Hace poco se aprobó la Política Nacional de Pueblos Indígenas u Originarios al 2040, un instrumento que marca un paso importante en ese camino. La política reconoce que el 25.8 % de la población nacional se autoidentifica como indígena u originaria y que en el Perú se hablan 48 lenguas nativas, posicionando así a la diversidad cultural como parte central de nuestra identidad nacional.

Uno de los aspectos más relevantes de esta política es que reconoce como problema histórico la vulneración estructural de los derechos colectivos de los pueblos indígenas u originarios, una situación ligada a décadas de invisibilización por parte del Estado. Asimismo, identifica brechas críticas relacionadas con pobreza extrema, salud, educación y acceso a derechos fundamentales, y plantea como objetivo que hacia el 2040 podamos construir un Estado verdaderamente intercultural: uno que deje atrás el asistencialismo y avance hacia un enfoque basado en derechos colectivos, reconocimiento y participación real.

Este documento amplía la visión tradicional de lo que significa el territorio para los pueblos indígenas. Ya no lo reduce únicamente a una dimensión física o administrativa, sino que incorpora sus dimensiones culturales, políticas, económicas, ambientales y espirituales, otorgándole una mirada integral.

Por lo tanto, es una herramienta de articulación, planificación y reconocimiento, que visibiliza problemas históricos y propone rutas para enfrentarlos desde un enfoque de derechos colectivos e interculturalidad. Quizá allí radica una de sus mayores fortalezas.

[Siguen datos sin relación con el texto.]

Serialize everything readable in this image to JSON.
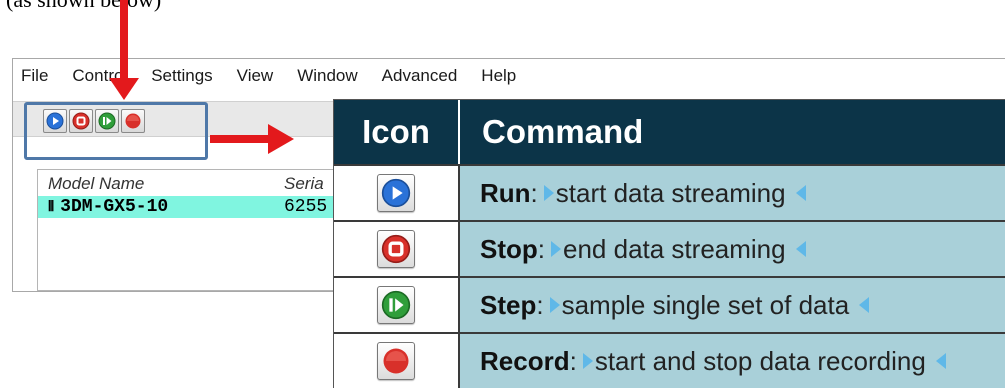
{
  "caption": "(as shown below)",
  "menu": [
    "File",
    "Control",
    "Settings",
    "View",
    "Window",
    "Advanced",
    "Help"
  ],
  "toolbar": {
    "buttons": [
      {
        "name": "run",
        "icon": "play-icon",
        "color": "#2a72d8"
      },
      {
        "name": "stop",
        "icon": "stop-icon",
        "color": "#d8302a"
      },
      {
        "name": "step",
        "icon": "step-icon",
        "color": "#2f9e3a"
      },
      {
        "name": "record",
        "icon": "record-icon",
        "color": "#d8302a"
      }
    ]
  },
  "device_list": {
    "columns": [
      "Model Name",
      "Seria"
    ],
    "rows": [
      {
        "icon": "device-icon",
        "model": "3DM-GX5-10",
        "serial": "6255"
      }
    ],
    "selected_color": "#80f5e0"
  },
  "command_table": {
    "header": {
      "icon": "Icon",
      "command": "Command"
    },
    "header_color": "#0c3448",
    "row_color": "#a9d0d9",
    "rows": [
      {
        "icon": "play-icon",
        "name": "Run",
        "sep": ":",
        "desc": "start data streaming"
      },
      {
        "icon": "stop-icon",
        "name": "Stop",
        "sep": ":",
        "desc": "end data streaming"
      },
      {
        "icon": "step-icon",
        "name": "Step",
        "sep": ":",
        "desc": "sample single set of data"
      },
      {
        "icon": "record-icon",
        "name": "Record",
        "sep": ":",
        "desc": "start and stop data recording"
      }
    ]
  },
  "annotation_color": "#e3191c"
}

Es importante resaltar que esta política nacional surge de un proceso de construcción participativa, de diálogo y entendimiento construido durante años, en el que se han plasmado conceptos, demandas y visiones que reflejan las necesidades de los pueblos indígenas u originarios a través de sus organizaciones representativas.

Necesitamos conocer este documento, revisarlo, comprender cómo aplicarlo y cómo utilizarlo para enfrentar los problemas estructurales que aún persisten, pero también para entender cómo podemos avanzar como país.

Esta política nacional representa un primer paso -pequeño, pero uno importante- y abre una oportunidad para empezar a unir un país que durante mucho tiempo ha vivido fragmentado, sin reconocer plenamente el valor de su propia diversidad. Tal vez allí esté una de las respuestas que tanto buscamos: entender que nuestra diversidad no es una debilidad, sino una de nuestras mayores fortalezas.